Batch size & gradient accumulation

graph LR A[Training Data] --> B[Architecture] --> C[Hardware & Scale] --> D[Training Step] --> E[Training Loop]:::hl --> F[Post-Training] --> G[Evaluation] classDef hl fill:#2d6a4f,stroke:#1b4332,color:#d8f3dc classDef default fill:#1a1a2e,stroke:#16213e,color:#e0e0e0 click E "/series/training/train-from-scratch/training-loop/"

Global batch size is the total number of tokens processed before the optimizer updates the weights. For Llama 3 70B, Meta reportedly used a global batch size of ~4 million tokens per step (~500 sequences of 8,192 tokens). Across 15T total tokens, that’s roughly 3.75 million training steps. Each step touches all 70B parameters once.

Why large batches?

Two reasons:

Gradient noise. One sequence gives you one gradient — a noisy estimate of which direction to push the weights. Average the gradients from 500 sequences and the noise cancels out. The update is more stable, more representative. Like polling 500 people instead of one.
GPU utilization. A single sequence doesn’t come close to saturating the compute capacity of 72 GPUs. Large batches keep the matrix multiplication units busy. Small batch = GPUs sitting idle between memory accesses.

How 4 million tokens get split across GPUs

The global batch doesn’t fit on one GPU. It gets divided:

Data parallelism splits the batch across GPU groups. With 8 data-parallel replicas, each processes ~500K tokens.
Micro-batch is what a single GPU actually sees per step — maybe 4 sequences of 8,192 tokens = ~32K tokens.

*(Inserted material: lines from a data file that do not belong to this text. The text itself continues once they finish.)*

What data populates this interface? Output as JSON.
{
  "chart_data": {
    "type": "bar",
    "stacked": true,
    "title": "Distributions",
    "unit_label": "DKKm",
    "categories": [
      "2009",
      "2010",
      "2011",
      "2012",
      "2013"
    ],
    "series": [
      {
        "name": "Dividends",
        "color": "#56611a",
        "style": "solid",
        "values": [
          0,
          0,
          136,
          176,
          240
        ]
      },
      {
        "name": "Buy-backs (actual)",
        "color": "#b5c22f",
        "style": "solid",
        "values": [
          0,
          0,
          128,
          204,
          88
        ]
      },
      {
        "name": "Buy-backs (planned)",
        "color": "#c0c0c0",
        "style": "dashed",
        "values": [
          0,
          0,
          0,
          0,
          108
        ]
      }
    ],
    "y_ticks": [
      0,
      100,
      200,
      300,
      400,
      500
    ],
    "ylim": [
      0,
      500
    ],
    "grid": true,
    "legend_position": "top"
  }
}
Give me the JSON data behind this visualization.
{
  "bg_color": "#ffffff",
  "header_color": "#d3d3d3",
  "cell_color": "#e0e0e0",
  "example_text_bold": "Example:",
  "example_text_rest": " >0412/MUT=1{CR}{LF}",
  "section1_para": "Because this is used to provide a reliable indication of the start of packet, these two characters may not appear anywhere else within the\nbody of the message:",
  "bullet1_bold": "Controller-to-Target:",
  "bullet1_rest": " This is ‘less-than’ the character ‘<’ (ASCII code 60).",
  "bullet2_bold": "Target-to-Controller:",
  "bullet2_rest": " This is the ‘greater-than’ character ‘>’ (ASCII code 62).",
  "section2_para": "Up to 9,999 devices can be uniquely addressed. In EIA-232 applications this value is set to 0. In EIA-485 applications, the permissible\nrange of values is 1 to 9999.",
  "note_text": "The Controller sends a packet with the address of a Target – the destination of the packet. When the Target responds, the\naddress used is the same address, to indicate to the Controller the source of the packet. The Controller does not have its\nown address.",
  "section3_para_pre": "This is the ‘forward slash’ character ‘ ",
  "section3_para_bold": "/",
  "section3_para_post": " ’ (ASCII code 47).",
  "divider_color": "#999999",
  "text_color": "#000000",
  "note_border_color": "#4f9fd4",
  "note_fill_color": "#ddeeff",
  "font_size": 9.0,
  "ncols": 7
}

Each micro-batch computes its own gradients. Those gradients get averaged across all data-parallel replicas during gradient sync (the all-reduce from phase 5, node 2q). The averaged gradient is what the optimizer uses for the update.

Gradient accumulation

If the micro-batch that fits in GPU memory is still too small relative to the target global batch size, multiple micro-batches run sequentially on each GPU. The gradients accumulate locally before syncing. Instead of one forward+backward pass then sync, you might do 4 forward+backward passes, sum the gradients locally, then sync once. Same math as a larger batch, but fits in memory.

Performance Profile

Compute efficiency: Larger batch size = better GPU utilization. The matrix multiplication units in the Blackwell GPUs are designed for large, regular workloads — bigger batches keep them saturated.
Communication cost: Gradient sync (all-reduce) happens once per optimizer step, not once per micro-batch. Gradient accumulation amortizes that communication cost across multiple forward+backward passes. More accumulation steps = fewer syncs = less time spent on NVLink/InfiniBand.
Memory pressure: Micro-batch size is bounded by GPU memory. Activations from the forward pass must be held until the backward pass completes. Larger micro-batch = more activations in memory simultaneously. This is the primary constraint on how big each GPU’s piece can be.
Convergence tradeoff: Batch size affects learning dynamics. Too small = noisy updates, unstable training. Too large = each step is expensive and the model takes fewer total steps, potentially under-exploring the loss landscape. 4M tokens per step is Meta’s empirical sweet spot for 70B at this scale.
Step count math: 15T tokens / 4M tokens per step = ~3.75M optimizer updates. Each update adjusts all 70B parameters. The total compute cost of training is step count x cost per step.